Other theories involve marine hydrothermal systems which answer the question of energetics by proposing geochemical energy sources. This model depends on the formation of cellular building blocks from inorganic reactants. But the question from the energetics viewpoint is, can these anabolic processes yield energy? Amend and McCollom proposed that redox reactions occurred at “the interface between two end-member fluids—low temperature (25 °C), mildly acidic (pH 6.5), relatively oxidized (Eh -0.30 mV) seawater and moderately hot (140 °C), alkaline (pH 9), reduced (Eh -0.71 mV) hydrothermal vent fluid.”
They demonstrated that biomass synthesis is most favorable at moderate temperatures, where the energy contributions from HCO3- and H+ in seawater coupled to the reducing power in hydrothermal fluid are optimized. The models show that the net synthesis of cellular building blocks may yield small amounts of energy.
In a similar scenario, put forward by Russell and co-workers, hydrogen and hydrocarbons were produced below the sea floor in complex "serpentinization" reactions and then brought to the surface by hydrothermal fluids. The proposed energy source is the pH gradient across the inorganic membranes between alkaline hydrothermal fluids and the acidic primordial ocean. This concept is analogous to the transmembrane proton gradients on the membranes of modern bacteria cells, however, the evolution of these gradiants seems to be a relatively recent evolutionary advance.
Some also suggest the role of Radiation Chemistry. This concept relates the understanding that any energy able to create ionized and excited molecules can be responsible for the formation of carbon compounds also containing other elements with the fact that there were much higher levels of ionizing radiation on early Earth. Scientists of this field claim that radiation played a role in the formation of organic compounds because radiation abstracts electrons from single compounds, and forms free radicals which can create ew combinations and form compounds of higher molecular weight.
Finally, a new and increasingly acknowledged hypotheses explaining the energetics of the origin of life is the role of zinc sulfide.
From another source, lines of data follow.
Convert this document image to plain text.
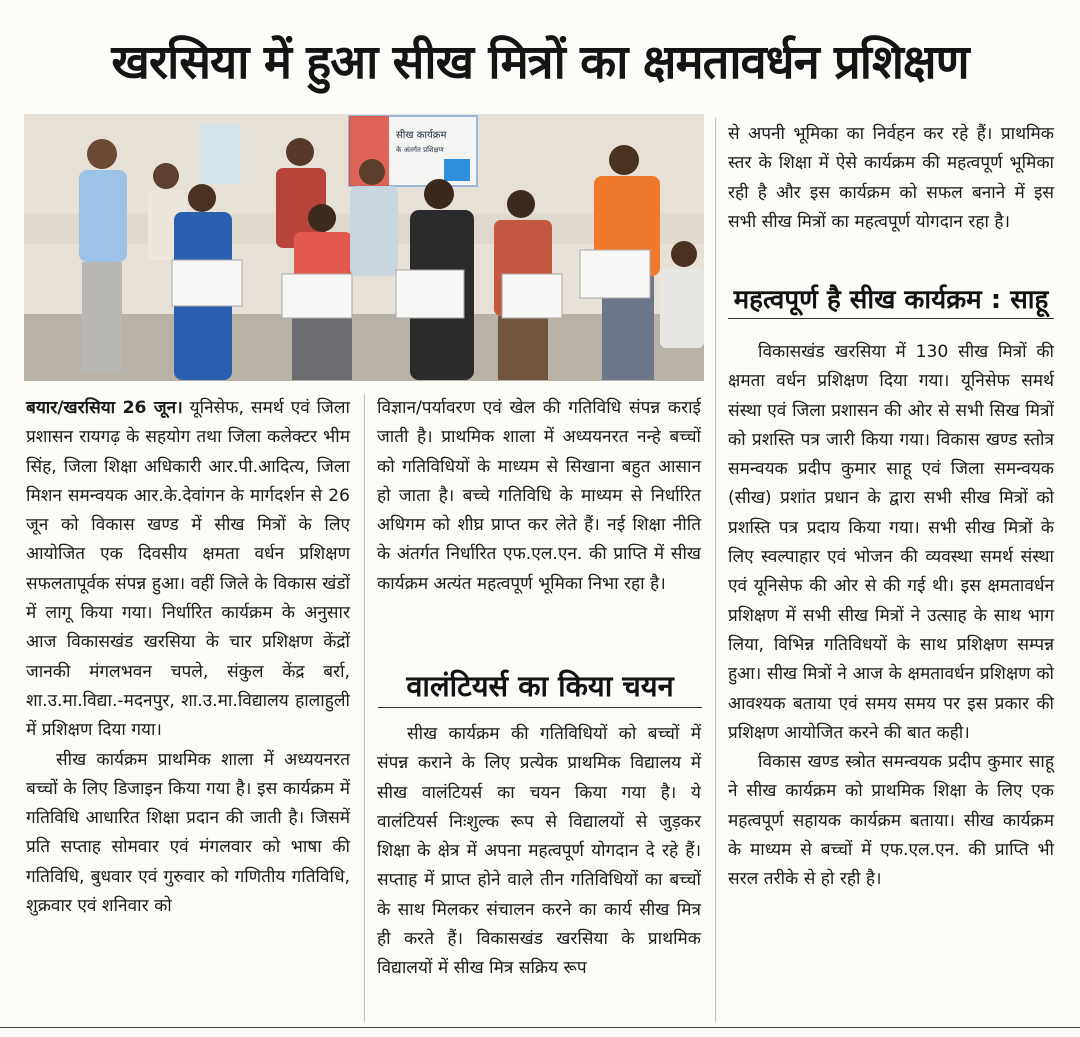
खरसिया में हुआ सीख मित्रों का क्षमतावर्धन प्रशिक्षण
सीख कार्यक्रम
के अंतर्गत प्रशिक्षण

बयार/खरसिया 26 जून। यूनिसेफ, समर्थ एवं जिला प्रशासन रायगढ़ के सहयोग तथा जिला कलेक्टर भीम सिंह, जिला शिक्षा अधिकारी आर.पी.आदित्य, जिला मिशन समन्वयक आर.के.देवांगन के मार्गदर्शन से 26 जून को विकास खण्ड में सीख मित्रों के लिए आयोजित एक दिवसीय क्षमता वर्धन प्रशिक्षण सफलतापूर्वक संपन्न हुआ। वहीं जिले के विकास खंडों में लागू किया गया। निर्धारित कार्यक्रम के अनुसार आज विकासखंड खरसिया के चार प्रशिक्षण केंद्रों जानकी मंगलभवन चपले, संकुल केंद्र बर्रा, शा.उ.मा.विद्या.-मदनपुर, शा.उ.मा.विद्यालय हालाहुली में प्रशिक्षण दिया गया।

सीख कार्यक्रम प्राथमिक शाला में अध्ययनरत बच्चों के लिए डिजाइन किया गया है। इस कार्यक्रम में गतिविधि आधारित शिक्षा प्रदान की जाती है। जिसमें प्रति सप्ताह सोमवार एवं मंगलवार को भाषा की गतिविधि, बुधवार एवं गुरुवार को गणितीय गतिविधि, शुक्रवार एवं शनिवार को

विज्ञान/पर्यावरण एवं खेल की गतिविधि संपन्न कराई जाती है। प्राथमिक शाला में अध्ययनरत नन्हे बच्चों को गतिविधियों के माध्यम से सिखाना बहुत आसान हो जाता है। बच्चे गतिविधि के माध्यम से निर्धारित अधिगम को शीघ्र प्राप्त कर लेते हैं। नई शिक्षा नीति के अंतर्गत निर्धारित एफ.एल.एन. की प्राप्ति में सीख कार्यक्रम अत्यंत महत्वपूर्ण भूमिका निभा रहा है।

वालंटियर्स का किया चयन

सीख कार्यक्रम की गतिविधियों को बच्चों में संपन्न कराने के लिए प्रत्येक प्राथमिक विद्यालय में सीख वालंटियर्स का चयन किया गया है। ये वालंटियर्स निःशुल्क रूप से विद्यालयों से जुड़कर शिक्षा के क्षेत्र में अपना महत्वपूर्ण योगदान दे रहे हैं। सप्ताह में प्राप्त होने वाले तीन गतिविधियों का बच्चों के साथ मिलकर संचालन करने का कार्य सीख मित्र ही करते हैं। विकासखंड खरसिया के प्राथमिक विद्यालयों में सीख मित्र सक्रिय रूप

से अपनी भूमिका का निर्वहन कर रहे हैं। प्राथमिक स्तर के शिक्षा में ऐसे कार्यक्रम की महत्वपूर्ण भूमिका रही है और इस कार्यक्रम को सफल बनाने में इस सभी सीख मित्रों का महत्वपूर्ण योगदान रहा है।

महत्वपूर्ण है सीख कार्यक्रम : साहू

विकासखंड खरसिया में 130 सीख मित्रों की क्षमता वर्धन प्रशिक्षण दिया गया। यूनिसेफ समर्थ संस्था एवं जिला प्रशासन की ओर से सभी सिख मित्रों को प्रशस्ति पत्र जारी किया गया। विकास खण्ड स्तोत्र समन्वयक प्रदीप कुमार साहू एवं जिला समन्वयक (सीख) प्रशांत प्रधान के द्वारा सभी सीख मित्रों को प्रशस्ति पत्र प्रदाय किया गया। सभी सीख मित्रों के लिए स्वल्पाहार एवं भोजन की व्यवस्था समर्थ संस्था एवं यूनिसेफ की ओर से की गई थी। इस क्षमतावर्धन प्रशिक्षण में सभी सीख मित्रों ने उत्साह के साथ भाग लिया, विभिन्न गतिविधयों के साथ प्रशिक्षण सम्पन्न हुआ। सीख मित्रों ने आज के क्षमतावर्धन प्रशिक्षण को आवश्यक बताया एवं समय समय पर इस प्रकार की प्रशिक्षण आयोजित करने की बात कही।

विकास खण्ड स्त्रोत समन्वयक प्रदीप कुमार साहू ने सीख कार्यक्रम को प्राथमिक शिक्षा के लिए एक महत्वपूर्ण सहायक कार्यक्रम बताया। सीख कार्यक्रम के माध्यम से बच्चों में एफ.एल.एन. की प्राप्ति भी सरल तरीके से हो रही है।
Zinc has a unique ability to store the energy of light. Indeed, this is why it is used in sunscreen (as zinc oxide) and in glow-in-the-dark items. This unique ability is also important in possibly solving the conundrum of how to provide energy in a neutral atmosphere; because Zinc, once illuminated by UV light, can efficiently reduce carbon dioxide. This is similar to what plants do. Notably, zinc sulfide particles precipitate only at deep-sea hydrothermal vents today, however, it is proposed that life may have originated at photosynthetically-active, porous structures made of zinc sulfide, similar to today’s deep-sea hydrothermal vents. This means that life would have begun on Earth’s surfaces so that there was access to UV light. Previously, many scientists thought that UV light was a hindrance to the origin of life because of its ability to degrade compounds, however, the fact that UV light in combination with zinc sulfide, allows for the reduction of CO2 makes it a very interesting hypothesis for a primordial energy source. To back up their hypothesis, the scientists who propose this new theory of the origin of life contend that they “have found that proteins that are considered ‘evolutionarily old’ and particularly those related to handling of RNA specifically contain large amounts of zinc.”
There appear to be many ideas for the role of energetics in the origin of life. Indeed, this is a hot field at the moment and will continue to be important because of fundamentality of energy to the existence of life.